Thanks for the great article on the Jamboree games at BU,
    Adam.  The next night, Saturday, the other two games of
    the Jamboree were played in Providence.  The format was
    20 minutes, a 3-minute intermission & switch sides, 10
    minutes, 15-minute intermission and make ice, 10 minutes,
    a 3-minute intermission & switch sides, and finally a
    20-minute period.  Scores:
 
        Merrimack 0                Northeastern 5
        Lowell    5                Providence   7
 
    GAME THREE
 
    Lowell's got a few guys who can make some things happen
    this year, one being Shane Henry, a freshman from Langley,
    B.C. who centers the first line, and he got the game-winner
    just three minutes into the first period when he rammed home
    a rebound of a Dave Gatti shot.  Lowell also has Mark
    Richards, probably one of the top three goalies in Hockey
    East.  Richards played the whole game (well, until 6:05 of
    the third period, anyway - more later) while Merrimack's
    three goalies all saw a period of action.
 
    The Warriors will probably have a lot of trouble when they
    fall behind early, as they did against Lowell.  Saturday,
    they just didn't look very good, and I think part of that was
    allowing Lowell's penchant for cheap shots to draw them
    away from their game plan.  But Merrimack wasn't a team of
    angels, either, and both teams were instigating roughness
    against the other.  Lowell had the better of the scoring
    chances and capitalized five times by the first few minutes
    of the third.  Five different scorers tallied for Lowell:
    Henry, Dave Pensa, Gerry Daley, Brendan Flynn, and Tim
    Smallwood.  But the real story of the game was its mishandling
    by referee Drew Taylor which turned a battle between two
    enemies into a war.
 
    The war culminated at the aforementioned 6:05 of the third period
    mark, when Teal Fowler was partially screening Richards.  Fowler
    whacked the Lowell defender in front of him and then was cross-
    checked in the back of the head by Richards.  That touched off
    several minutes of fighting that involved all players on the ice
    except Merrimack goalie Yannick Gosselin.  Fortunately, the
    benches did not clear.  The end result was the ejections
    of Lowell's Richards and Travis Tucker and Merrimack's
    Fowler and Doug Greschuk.  Even though the game was an exhibition,
    all four will have to sit for their teams' first games this
    Friday, when Lowell hosts Colgate and Merrimack hosts Alabama-
    Huntsville.  The loss of Richards is the biggest to either team.
 
    Four other Chiefs (Stevens, Erickson, Pensa, Bazin) and three
    Warriors (Hentges, Naylor, Dooley) received ten-minute misconducts,
    but the game was over for all intents and purposes anyway.

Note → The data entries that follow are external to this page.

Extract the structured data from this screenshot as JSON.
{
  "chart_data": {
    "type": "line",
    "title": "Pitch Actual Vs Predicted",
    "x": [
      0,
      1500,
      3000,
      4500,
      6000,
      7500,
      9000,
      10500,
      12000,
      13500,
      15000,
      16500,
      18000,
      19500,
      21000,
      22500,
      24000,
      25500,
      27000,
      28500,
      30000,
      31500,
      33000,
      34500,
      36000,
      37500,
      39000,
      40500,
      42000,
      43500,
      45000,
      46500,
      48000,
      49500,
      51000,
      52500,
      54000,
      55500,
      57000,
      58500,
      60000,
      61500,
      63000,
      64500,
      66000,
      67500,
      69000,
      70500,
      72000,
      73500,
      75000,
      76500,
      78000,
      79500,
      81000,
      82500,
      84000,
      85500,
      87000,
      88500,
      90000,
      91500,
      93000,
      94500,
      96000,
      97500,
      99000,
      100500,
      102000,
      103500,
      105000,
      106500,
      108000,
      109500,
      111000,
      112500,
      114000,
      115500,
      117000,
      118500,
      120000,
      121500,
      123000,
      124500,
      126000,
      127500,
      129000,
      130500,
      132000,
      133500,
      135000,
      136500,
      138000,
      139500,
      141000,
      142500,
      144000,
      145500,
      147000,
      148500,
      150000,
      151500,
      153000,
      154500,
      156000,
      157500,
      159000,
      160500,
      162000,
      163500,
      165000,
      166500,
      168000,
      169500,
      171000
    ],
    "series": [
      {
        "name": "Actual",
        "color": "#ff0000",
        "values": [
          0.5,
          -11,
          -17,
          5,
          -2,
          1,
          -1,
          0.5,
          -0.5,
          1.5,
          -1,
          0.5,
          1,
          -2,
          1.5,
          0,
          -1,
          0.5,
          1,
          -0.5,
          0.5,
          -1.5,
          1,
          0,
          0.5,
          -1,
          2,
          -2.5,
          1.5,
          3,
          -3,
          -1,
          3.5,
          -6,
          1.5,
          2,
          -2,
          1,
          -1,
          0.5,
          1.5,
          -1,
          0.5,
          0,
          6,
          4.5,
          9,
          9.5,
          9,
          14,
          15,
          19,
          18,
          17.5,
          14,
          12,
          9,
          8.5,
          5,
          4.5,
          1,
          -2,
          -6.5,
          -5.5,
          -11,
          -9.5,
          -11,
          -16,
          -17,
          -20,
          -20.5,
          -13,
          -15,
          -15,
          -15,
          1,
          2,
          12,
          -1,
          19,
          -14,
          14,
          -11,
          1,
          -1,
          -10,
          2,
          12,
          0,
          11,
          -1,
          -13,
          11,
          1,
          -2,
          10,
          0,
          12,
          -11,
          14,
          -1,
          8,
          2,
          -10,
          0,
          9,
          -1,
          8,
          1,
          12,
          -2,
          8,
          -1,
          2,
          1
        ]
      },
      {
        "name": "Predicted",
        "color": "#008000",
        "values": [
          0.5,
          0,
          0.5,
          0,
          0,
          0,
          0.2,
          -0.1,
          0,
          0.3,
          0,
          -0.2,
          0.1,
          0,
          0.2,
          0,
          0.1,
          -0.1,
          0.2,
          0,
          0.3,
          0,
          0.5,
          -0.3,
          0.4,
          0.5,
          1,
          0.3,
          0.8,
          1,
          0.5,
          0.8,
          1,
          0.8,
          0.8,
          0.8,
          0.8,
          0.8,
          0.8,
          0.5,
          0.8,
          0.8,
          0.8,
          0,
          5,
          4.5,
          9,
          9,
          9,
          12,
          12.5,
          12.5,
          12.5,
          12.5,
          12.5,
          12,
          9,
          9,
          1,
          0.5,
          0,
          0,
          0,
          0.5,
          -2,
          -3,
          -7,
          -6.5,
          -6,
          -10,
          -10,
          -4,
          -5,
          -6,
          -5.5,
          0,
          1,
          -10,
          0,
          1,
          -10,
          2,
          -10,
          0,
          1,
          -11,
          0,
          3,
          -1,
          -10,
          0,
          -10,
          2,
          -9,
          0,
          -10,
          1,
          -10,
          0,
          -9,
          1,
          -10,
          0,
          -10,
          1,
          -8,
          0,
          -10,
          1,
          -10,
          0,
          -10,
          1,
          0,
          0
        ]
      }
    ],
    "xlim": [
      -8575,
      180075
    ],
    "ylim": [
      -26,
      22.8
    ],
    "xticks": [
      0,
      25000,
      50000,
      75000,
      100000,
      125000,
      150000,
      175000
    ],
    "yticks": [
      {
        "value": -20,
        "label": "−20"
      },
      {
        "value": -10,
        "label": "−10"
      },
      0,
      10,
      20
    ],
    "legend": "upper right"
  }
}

    Lowell had the edge in shots, 36-28, and the Chiefs got two
    goals each off of Merrimack netminders Gosselin and D'Amore, and
    one off of Doneghey.
 
    At this point of the season, I'd have to say that Lowell seems to
    be much farther along than Merrimack is.  But the Warriors also
    didn't play with any discipline, something that has to change
    once the season starts.
 
    GAME FOUR
 
    I only saw the first period of this game before I had to
    leave.  Northeastern has a freshman, Derek Edgerly from
    Stoneham, MA, centering junior Matt Saunders and senior
    Brian Sullivan on the first line, and from early looks the
    kid isn't too bad.  A large part of where Northeastern goes
    will depend on how many scoring opportunities Saunders and
    Sullivan, who combined for 43-42-85 last year, will get.
 
    The Huskies looked pretty good in the first period, though they
    got some help from an inexperienced Providence team that is also
    missing Mike Boback until December.  With the departure of strong
    goaltending tandem Matt Merten and Mark Romaine, the mantle has
    passed to inexperienced sophomore Brad Mullahy (1-2, 3.77 in 5
    games last year), and he didn't look too good in the first in
    allowing the Huskies to take a 3-0 lead.  Northeastern's first
    goal came a couple of minutes into the game on a 100-footer by
    Rob Cowie from his side of the red line.
 
    So, we left after the first with NU up 3-0, and WCCM's Dan Roche
    said that he was surprised at how well the Huskies looked - and
    I told him that knowing the Huskies, they'd probably play just as
    badly in the second.
 
    Bang!  By the time we made it to the car, it was 3-3, and before
    we got onto route 95 in Providence, it was 5-4 Huskies.  Six goals
    in less than ten minutes of play.  At this time, the Providence
    College station faded out, and I picked up the paper the next day
    to find that Providence had scored the last three goals of the game
    and won, 7-5.
 
    As I posted last Friday, the two games played at BU will be on
    NESN here Tuesday night (7 & 9 pm) and the two at PC will be on
    NESN Wednesday night (7 & 9 pm).
 
 
    - mike
 
    p.s. thanks to the people out West for the scores!
    p.p.s. ice was awful near the end of each half.